A review by clarks_dad
Theodore Rex by Edmund Morris

5.0

This second volume of Edmund Morris's biography of Theodore Roosevelt covers his presidential years and is marked by the same level of dogged and rigorous research as the first. Morris, once again, blends the fastidiousness of serious academic research with a compelling journalistic narrative uncommon in professional historical works. I've found that a lot of the most readable histories out there have in fact been written by journalists, with most works by serious historians being rather dry by comparison. Not so, in Morris's case. Certainly he has the benefit of an extraordinarily fascinating individual whose every utterance seems larger than life and epic in the Homeric sense. Even the way Roosevelt ate breakfast seems legendary. Every undertaking of the man is done with enthusiasm, verve and a whole-hearted attention that makes it seem like his sole preoccupation - the goal to which his entire life has directed him. Henry Adams once said of Roosevelt that he was "pure act." I find no better way to describe him, and certainly Morris's narrative portrays him as such.

In the first volume, Morris's strength lay in his interpretation of Roosevelt's personal characteristics and how the course of his life seemed the inevitable consequence thereof. In this volume, that theme is continued, although Roosevelt's academic-side is stressed less and his political genius is made manifest through the complicated and overlapping nature of his policy initiatives, his international and domestic legislative wrangling and his management of his public image. I can see that this volume might be less interesting than the first for those without an interest in the workings of politics. There is a lot of legalism and arcane political workings covered in intricate detail in the text; the finer points of order in the Republican national convention's nominating process, committee mumbo jumbo and procedural dicta. Overriding a lot of this discussion however is a continuing discussion of Roosevelt's boldness. He literally smashes through red tape, makes unaffected and unselfconscious decisions and comments, gets his hands dirty and sticks by his principles in ways that would make most modern politicians scoff. I recall in an interview Morris once said that a man like Roosevelt wouldn't have a hope of winning the presidency. Indeed the modern presidency seems to go to the person with the least air of uniqueness, the most bland Americanism, and the least obtrusive personal and professional characteristics. Boldness of the type we see in Roosevelt the assemblyman, Roosevelt the governor, Roosevelt the scholar, Roosevelt the president is often looked at as a liability in the age of personal image consultants and media directors.

Anyhow, Morris paints a picture of Roosevelt undaunted, in fact thriving, by the great weight of responsibilities thrust upon him by the death of William McKinley. In fact, the narrative suggests that the more pressure he was under, the greater and loftier the accomplishments he managed to achieve.
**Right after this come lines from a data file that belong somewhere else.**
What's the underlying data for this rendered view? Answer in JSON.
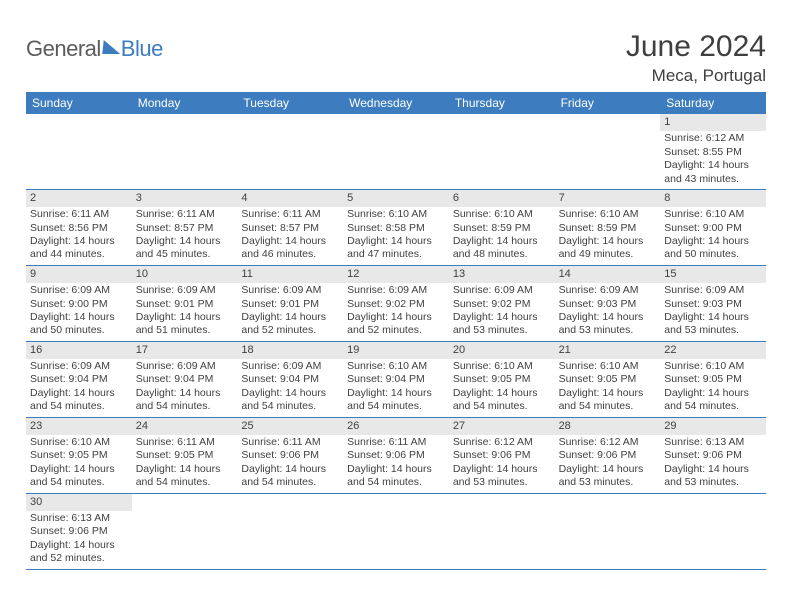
{
  "logo": {
    "part1": "General",
    "part2": "Blue"
  },
  "title": "June 2024",
  "location": "Meca, Portugal",
  "colors": {
    "header_bg": "#3c7cbf",
    "header_text": "#ffffff",
    "daynum_bg": "#e8e8e8",
    "text": "#414141",
    "rule": "#3c7cbf",
    "page_bg": "#ffffff"
  },
  "typography": {
    "title_fontsize": 30,
    "subtitle_fontsize": 17,
    "dow_fontsize": 12,
    "daynum_fontsize": 11,
    "body_fontsize": 10.5
  },
  "days_of_week": [
    "Sunday",
    "Monday",
    "Tuesday",
    "Wednesday",
    "Thursday",
    "Friday",
    "Saturday"
  ],
  "weeks": [
    [
      {
        "n": "",
        "sr": "",
        "ss": "",
        "dl": ""
      },
      {
        "n": "",
        "sr": "",
        "ss": "",
        "dl": ""
      },
      {
        "n": "",
        "sr": "",
        "ss": "",
        "dl": ""
      },
      {
        "n": "",
        "sr": "",
        "ss": "",
        "dl": ""
      },
      {
        "n": "",
        "sr": "",
        "ss": "",
        "dl": ""
      },
      {
        "n": "",
        "sr": "",
        "ss": "",
        "dl": ""
      },
      {
        "n": "1",
        "sr": "Sunrise: 6:12 AM",
        "ss": "Sunset: 8:55 PM",
        "dl": "Daylight: 14 hours and 43 minutes."
      }
    ],
    [
      {
        "n": "2",
        "sr": "Sunrise: 6:11 AM",
        "ss": "Sunset: 8:56 PM",
        "dl": "Daylight: 14 hours and 44 minutes."
      },
      {
        "n": "3",
        "sr": "Sunrise: 6:11 AM",
        "ss": "Sunset: 8:57 PM",
        "dl": "Daylight: 14 hours and 45 minutes."
      },
      {
        "n": "4",
        "sr": "Sunrise: 6:11 AM",
        "ss": "Sunset: 8:57 PM",
        "dl": "Daylight: 14 hours and 46 minutes."
      },
      {
        "n": "5",
        "sr": "Sunrise: 6:10 AM",
        "ss": "Sunset: 8:58 PM",
        "dl": "Daylight: 14 hours and 47 minutes."
      },
      {
        "n": "6",
        "sr": "Sunrise: 6:10 AM",
        "ss": "Sunset: 8:59 PM",
        "dl": "Daylight: 14 hours and 48 minutes."
      },
      {
        "n": "7",
        "sr": "Sunrise: 6:10 AM",
        "ss": "Sunset: 8:59 PM",
        "dl": "Daylight: 14 hours and 49 minutes."
      },
      {
        "n": "8",
        "sr": "Sunrise: 6:10 AM",
        "ss": "Sunset: 9:00 PM",
        "dl": "Daylight: 14 hours and 50 minutes."
      }
    ],
    [
      {
        "n": "9",
        "sr": "Sunrise: 6:09 AM",
        "ss": "Sunset: 9:00 PM",
        "dl": "Daylight: 14 hours and 50 minutes."
      },
      {
        "n": "10",
        "sr": "Sunrise: 6:09 AM",
        "ss": "Sunset: 9:01 PM",
        "dl": "Daylight: 14 hours and 51 minutes."
      },
      {
        "n": "11",
        "sr": "Sunrise: 6:09 AM",
        "ss": "Sunset: 9:01 PM",
        "dl": "Daylight: 14 hours and 52 minutes."
      },
      {
        "n": "12",
        "sr": "Sunrise: 6:09 AM",
        "ss": "Sunset: 9:02 PM",
        "dl": "Daylight: 14 hours and 52 minutes."
      },
      {
        "n": "13",
        "sr": "Sunrise: 6:09 AM",
        "ss": "Sunset: 9:02 PM",
        "dl": "Daylight: 14 hours and 53 minutes."
      },
      {
        "n": "14",
        "sr": "Sunrise: 6:09 AM",
        "ss": "Sunset: 9:03 PM",
        "dl": "Daylight: 14 hours and 53 minutes."
      },
      {
        "n": "15",
        "sr": "Sunrise: 6:09 AM",
        "ss": "Sunset: 9:03 PM",
        "dl": "Daylight: 14 hours and 53 minutes."
      }
    ],
    [
      {
        "n": "16",
        "sr": "Sunrise: 6:09 AM",
        "ss": "Sunset: 9:04 PM",
        "dl": "Daylight: 14 hours and 54 minutes."
      },
      {
        "n": "17",
        "sr": "Sunrise: 6:09 AM",
        "ss": "Sunset: 9:04 PM",
        "dl": "Daylight: 14 hours and 54 minutes."
      },
      {
        "n": "18",
        "sr": "Sunrise: 6:09 AM",
        "ss": "Sunset: 9:04 PM",
        "dl": "Daylight: 14 hours and 54 minutes."
      },
      {
        "n": "19",
        "sr": "Sunrise: 6:10 AM",
        "ss": "Sunset: 9:04 PM",
        "dl": "Daylight: 14 hours and 54 minutes."
      },
      {
        "n": "20",
        "sr": "Sunrise: 6:10 AM",
        "ss": "Sunset: 9:05 PM",
        "dl": "Daylight: 14 hours and 54 minutes."
      },
      {
        "n": "21",
        "sr": "Sunrise: 6:10 AM",
        "ss": "Sunset: 9:05 PM",
        "dl": "Daylight: 14 hours and 54 minutes."
      },
      {
        "n": "22",
        "sr": "Sunrise: 6:10 AM",
        "ss": "Sunset: 9:05 PM",
        "dl": "Daylight: 14 hours and 54 minutes."
      }
    ],
    [
      {
        "n": "23",
        "sr": "Sunrise: 6:10 AM",
        "ss": "Sunset: 9:05 PM",
        "dl": "Daylight: 14 hours and 54 minutes."
      },
      {
        "n": "24",
        "sr": "Sunrise: 6:11 AM",
        "ss": "Sunset: 9:05 PM",
        "dl": "Daylight: 14 hours and 54 minutes."
      },
      {
        "n": "25",
        "sr": "Sunrise: 6:11 AM",
        "ss": "Sunset: 9:06 PM",
        "dl": "Daylight: 14 hours and 54 minutes."
      },
      {
        "n": "26",
        "sr": "Sunrise: 6:11 AM",
        "ss": "Sunset: 9:06 PM",
        "dl": "Daylight: 14 hours and 54 minutes."
      },
      {
        "n": "27",
        "sr": "Sunrise: 6:12 AM",
        "ss": "Sunset: 9:06 PM",
        "dl": "Daylight: 14 hours and 53 minutes."
      },
      {
        "n": "28",
        "sr": "Sunrise: 6:12 AM",
        "ss": "Sunset: 9:06 PM",
        "dl": "Daylight: 14 hours and 53 minutes."
      },
      {
        "n": "29",
        "sr": "Sunrise: 6:13 AM",
        "ss": "Sunset: 9:06 PM",
        "dl": "Daylight: 14 hours and 53 minutes."
      }
    ],
    [
      {
        "n": "30",
        "sr": "Sunrise: 6:13 AM",
        "ss": "Sunset: 9:06 PM",
        "dl": "Daylight: 14 hours and 52 minutes."
      },
      {
        "n": "",
        "sr": "",
        "ss": "",
        "dl": ""
      },
      {
        "n": "",
        "sr": "",
        "ss": "",
        "dl": ""
      },
      {
        "n": "",
        "sr": "",
        "ss": "",
        "dl": ""
      },
      {
        "n": "",
        "sr": "",
        "ss": "",
        "dl": ""
      },
      {
        "n": "",
        "sr": "",
        "ss": "",
        "dl": ""
      },
      {
        "n": "",
        "sr": "",
        "ss": "",
        "dl": ""
      }
    ]
  ]
}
This Roosevelt is tempered. Haughty, moralistic, and disdainful of those with weaker constitution and principle, you can forgive him because of the fastidiousness with which he sticks to his own ethical code. In short, it is the image of a saint, irreproachable even in his more questionable decisions because of the fervor with which he made them. Rightly accused of having a lust for power by his critics, he nevertheless was an ardent believer in the majoritarian process. In correspondence dug up by Morris and in his annual addresses to Congress he professes that the concentration of power in the hands of the few is the best means to hold people accountable for their actions. An interesting philosophy, and one that seems pertinent in the current age of large government and sprawling bureaucracy where politicians find it all to easy to blame this or that committee or this or that agency for governmental failure or shortcomings. Rising above everything else is a sense of political mastery unheard of in his age, and probably unheard of since his age. I dare say after reading Morris's account that a more able politician, with a more developed sense of timing, prescience, crowd control, maneuvering, coalition building and frankly, at times, cold, calculating ruthlessness has not existed in American politics before or since. And he was adored during his time whilst being reviled by his enemies probably more so than any other president. He won his own election with the greatest majorities ever seen in American presidential politics to that time and there were unprecedented calls for a third Rooseveltian term. And in spite of that lust for power and the joy he had in the exercise of it, like Cincinnatus and Washington before him, he walked away from it.

Morris's complete life of Roosevelt is inspiring, engaging and thought-provoking. It has certainly done much to elevate TR from the vagaries of American mythology in my mind to the forefront of the most able-bodied, effective and interesting human beings in world history in my mind.